MALANDRO, MORRO E CIDADE: passado e atualidade de uma trilogia carioca na MPB (2)
O Malandro carioca e o “Maloqueiro” paulista em diálogo através da canção (II)
Márcia Cristina Roque Corrêa Marques
(continuação)
A canção “Saudosa Maloca” retrata exatamente este momento de tensão, em que o novo abre caminho à força, deixando nos indivíduos um ar de saudade e nostalgia.
Márcio Coelho (2003), em uma abordagem semiótica desta canção, ressalta seu caráter saudosista e melancólico, em que uma melodia aparentemente feliz e carregada de emoções positivas traz em sua letra uma dor profunda de perda e um apego muito grande ao que foi destruído, o que é chamado pelo autor de “felicidade de ser triste”.
Se pensarmos nas propostas de Coelho (2003) e de Matos (2001) em conjunto, veremos que ambas as abordagens traduzem o mesmo sentimento díspar: a euforia da modernidade em confronto com a melancolia da perda de raízes, como mostra o seguinte
trecho:
Ali onde agora está
Este adifício arto
Era uma casa véia
Um palacete assobradado
Foi aqui seu moço
Que eu, Mato Grosso e o Joca
Construimo nossa maloca
Mais um dia, nóis nem pode se alembrá
Veio os home com as ferramenta
E o dono mandô derruá
(BARBOSA, Adoniran. Saudosa Maloca. 1955)

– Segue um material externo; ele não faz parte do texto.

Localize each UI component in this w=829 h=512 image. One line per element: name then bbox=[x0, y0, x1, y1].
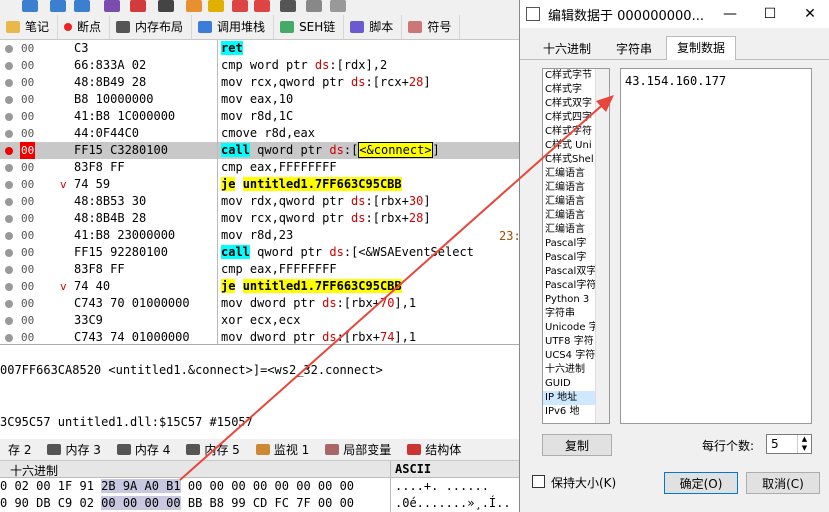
annotation-arrow bbox=[179, 95, 614, 481]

Ao contar a história, o homem humilde demonstra sua comoção ao afirmar que “nóis nem pode se alembrá” e assume a condição de mero espectador da destruição daquilo que conhecia como lar para que o progresso pudesse se estabelecer, como dito no trecho a seguir:
Peguemos todas nossas coisas
E fumos pro meio da rua
Apreciá a demolição
Que tristeza que nóis sentia
Cada táuba que caía
Doía no coração
(BARBOSA, Adoniran. Saudosa Maloca. 1955)
Apesar da dor sentida, os homens buscam conformar-se e acabam por buscar consolo na religiosidade, sem ação, apenas com resignação.
Mas por cima eu falei.
Os home tá co'a razão
Nóis arranja outro lugar
Só se conformemo quando o Joca falou
Deus dá o frio conforme o cobertor
(BARBOSA, Adoniran. Saudosa Maloca. 1955)
O fazer musical surge também na canção de Adoniran, não de forma a definir esta atividade, mas como forma de alívio ao sofrimento dos homens. E pra esquecer nóis cantemos assim:
Saudosa maloca, maloca querida
Dim dim donde nóis passemo
Os dias feliz da nossa vida
(BARBOSA, Adoniran. Saudosa Maloca. 1955)
Comparando-se as canções de Wilson Batista, Noel Rosa e Adoniran Barbosa, pode-se ter uma tomada de dois momentos vividos pelas duas maiores cidades brasileiras à época. No Rio de Noel e Batista, capital do país e em franca expansão no início do século, podemos encontrar os ecos da população de camada mais baixa que, excluída do processo de expansão, diálogo através da canção criava uma nova forma de subsistir e revidar o processo de exclusão: a malandragem. A preocupação evidenciada por Noel com a imagem do sambista demonstra que, para o carioca, o lugar do sambista tinha uma conotação de grande importância e que a associação com este novo espírito social não era agradável.
Contudo, seja o malandro de Batista seja o sambista de Noel, ambos tinham uma ação combativa perante a sociedade e demonstravam querer seu lugar demarcado, um através de atitudes consideradas ilícitas, outro por uma valorização da condição do sambista. Batista acabou por abrir caminho para uma figura que se tornou definição do “jeitinho brasileiro” (DAMATTA, 1984), e Noel tentou caracterizar a função de sambista, fato que rende seus frutos até hoje, como se
pode verificar na forma como o samba e os sambistas são exaltados no país em épocas de Carnaval (embora logo depois voltem a se tornar figuras anônimas).